Philippine leader says no promise made to China to remove grounded warship

By Karen Lema and Neil Jerome Morales

MANILA (Reuters) – Philippine President Ferdinand Marcos Jr on Wednesday denied making an agreement with China to remove a grounded warship that serves as a military outpost in South China Sea, and said if there ever were such a deal, it should be considered rescinded.

The Philippines maintains a handful of troops aboard the World War Two-era Sierra Madre at the Second Thomas Shoal, known by Manila as Ayungin shoal, which is located inside its 200-mile exclusive economic zone (EEZ).

China on Monday accused the Philippines of reneging on a promise made “explicitly” to remove the ship, which was grounded in 1999 to bolster its territorial claims in one of the world’s most contested areas.
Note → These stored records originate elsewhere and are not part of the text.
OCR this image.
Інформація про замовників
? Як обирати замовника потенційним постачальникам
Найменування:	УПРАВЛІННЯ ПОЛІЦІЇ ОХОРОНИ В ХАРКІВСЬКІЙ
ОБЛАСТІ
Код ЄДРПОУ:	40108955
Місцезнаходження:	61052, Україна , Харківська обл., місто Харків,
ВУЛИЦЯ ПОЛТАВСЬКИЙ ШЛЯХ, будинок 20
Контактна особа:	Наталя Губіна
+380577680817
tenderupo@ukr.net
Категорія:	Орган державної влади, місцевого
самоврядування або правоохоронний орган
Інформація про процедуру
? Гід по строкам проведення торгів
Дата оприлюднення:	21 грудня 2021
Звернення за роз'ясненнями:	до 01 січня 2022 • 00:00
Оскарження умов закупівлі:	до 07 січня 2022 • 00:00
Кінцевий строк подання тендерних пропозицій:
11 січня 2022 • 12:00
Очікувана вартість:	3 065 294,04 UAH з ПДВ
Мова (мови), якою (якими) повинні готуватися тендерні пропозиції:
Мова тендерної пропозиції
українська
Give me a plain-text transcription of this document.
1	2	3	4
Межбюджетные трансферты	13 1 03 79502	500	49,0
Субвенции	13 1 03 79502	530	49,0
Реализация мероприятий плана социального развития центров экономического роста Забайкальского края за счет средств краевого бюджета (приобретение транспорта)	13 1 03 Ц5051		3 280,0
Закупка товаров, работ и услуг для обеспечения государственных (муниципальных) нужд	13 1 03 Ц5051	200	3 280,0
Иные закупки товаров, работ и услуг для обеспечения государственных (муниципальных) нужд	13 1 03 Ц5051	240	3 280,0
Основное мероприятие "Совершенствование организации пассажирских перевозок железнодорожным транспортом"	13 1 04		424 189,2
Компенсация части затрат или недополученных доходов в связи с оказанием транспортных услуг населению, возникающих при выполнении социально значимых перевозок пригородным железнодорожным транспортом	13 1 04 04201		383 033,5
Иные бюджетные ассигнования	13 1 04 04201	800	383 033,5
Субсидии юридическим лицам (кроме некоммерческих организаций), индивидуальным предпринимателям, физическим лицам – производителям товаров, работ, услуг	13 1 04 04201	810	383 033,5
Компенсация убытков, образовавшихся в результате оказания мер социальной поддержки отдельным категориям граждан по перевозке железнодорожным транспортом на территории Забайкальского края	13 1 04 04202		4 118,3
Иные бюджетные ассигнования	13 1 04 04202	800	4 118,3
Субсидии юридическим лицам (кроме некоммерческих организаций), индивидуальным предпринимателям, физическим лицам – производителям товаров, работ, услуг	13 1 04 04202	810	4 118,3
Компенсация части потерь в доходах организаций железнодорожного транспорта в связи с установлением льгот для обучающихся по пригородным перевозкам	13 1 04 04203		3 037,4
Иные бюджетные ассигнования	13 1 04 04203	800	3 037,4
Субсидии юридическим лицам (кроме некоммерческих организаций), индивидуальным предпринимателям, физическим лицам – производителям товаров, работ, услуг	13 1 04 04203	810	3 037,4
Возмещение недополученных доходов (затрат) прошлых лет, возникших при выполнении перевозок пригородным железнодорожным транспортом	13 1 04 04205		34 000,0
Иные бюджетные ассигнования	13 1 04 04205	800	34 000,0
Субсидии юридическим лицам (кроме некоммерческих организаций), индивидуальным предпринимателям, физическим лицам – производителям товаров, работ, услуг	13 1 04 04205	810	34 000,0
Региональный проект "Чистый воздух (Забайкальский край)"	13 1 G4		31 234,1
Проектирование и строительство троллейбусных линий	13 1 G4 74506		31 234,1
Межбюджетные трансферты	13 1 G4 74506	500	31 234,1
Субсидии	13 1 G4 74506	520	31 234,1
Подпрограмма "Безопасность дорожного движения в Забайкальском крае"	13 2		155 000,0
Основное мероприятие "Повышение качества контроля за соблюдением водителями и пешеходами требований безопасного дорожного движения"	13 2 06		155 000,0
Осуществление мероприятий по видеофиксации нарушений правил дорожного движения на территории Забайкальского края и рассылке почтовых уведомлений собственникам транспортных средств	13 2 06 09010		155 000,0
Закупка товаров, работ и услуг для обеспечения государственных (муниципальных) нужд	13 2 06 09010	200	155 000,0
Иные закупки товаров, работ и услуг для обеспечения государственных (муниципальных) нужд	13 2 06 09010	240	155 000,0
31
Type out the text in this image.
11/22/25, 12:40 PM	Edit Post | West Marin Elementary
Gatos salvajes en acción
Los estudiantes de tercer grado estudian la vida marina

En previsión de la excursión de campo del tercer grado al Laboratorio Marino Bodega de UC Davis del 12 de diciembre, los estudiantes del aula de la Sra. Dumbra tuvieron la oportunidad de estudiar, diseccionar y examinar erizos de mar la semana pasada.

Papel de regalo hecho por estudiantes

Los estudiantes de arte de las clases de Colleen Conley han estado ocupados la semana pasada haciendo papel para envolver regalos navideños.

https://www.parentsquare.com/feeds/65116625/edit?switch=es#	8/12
“I’m not aware of any such arrangement or agreement that the Philippines will remove from its own territory its ship,” Marcos said in a video statement.

“And let me go further, if there does exist such an agreement, I rescind that agreement now”.

Jonathan Malaya, National Security Council assistant director general, earlier challenged China to produce evidence of the promise.

“For all intents and purposes, it is a figment of their imagination,” he said.

China’s embassy in Manila said it had no comment.

China and the Philippines have been embroiled for years in on-off confrontations at the shoal, the latest on Saturday. The Philippines accused China’s coast guard of using water cannon to impede a resupply mission to the Sierra Madre.

The Philippines was “committed to maintain” the rusty ship on the shoal, Malaya said, adding it was “our symbol of sovereignty in a shoal located in our EEZ”.

An EEZ gives a country sovereign rights to fisheries and natural resources within 200 miles of its coast, but it does not denote sovereignty over that area.

The Philippines won an international arbitration award against China in 2016, after a tribunal said Beijing’s sweeping claim to sovereignty over most of the South China Sea had no legal basis, including at the Second Thomas Shoal.

China has built militarised, manmade islands in the South China Sea and its claim of historic sovereignty overlaps with the EEZs of the Philippines, Vietnam, Malaysia, Brunei and Indonesia.

Jay Batongbacal, a maritime expert at the University of the Philippines, said control of the Second Thomas Shoal was not only strategic for China but it could be “another ideal place to build a military base.”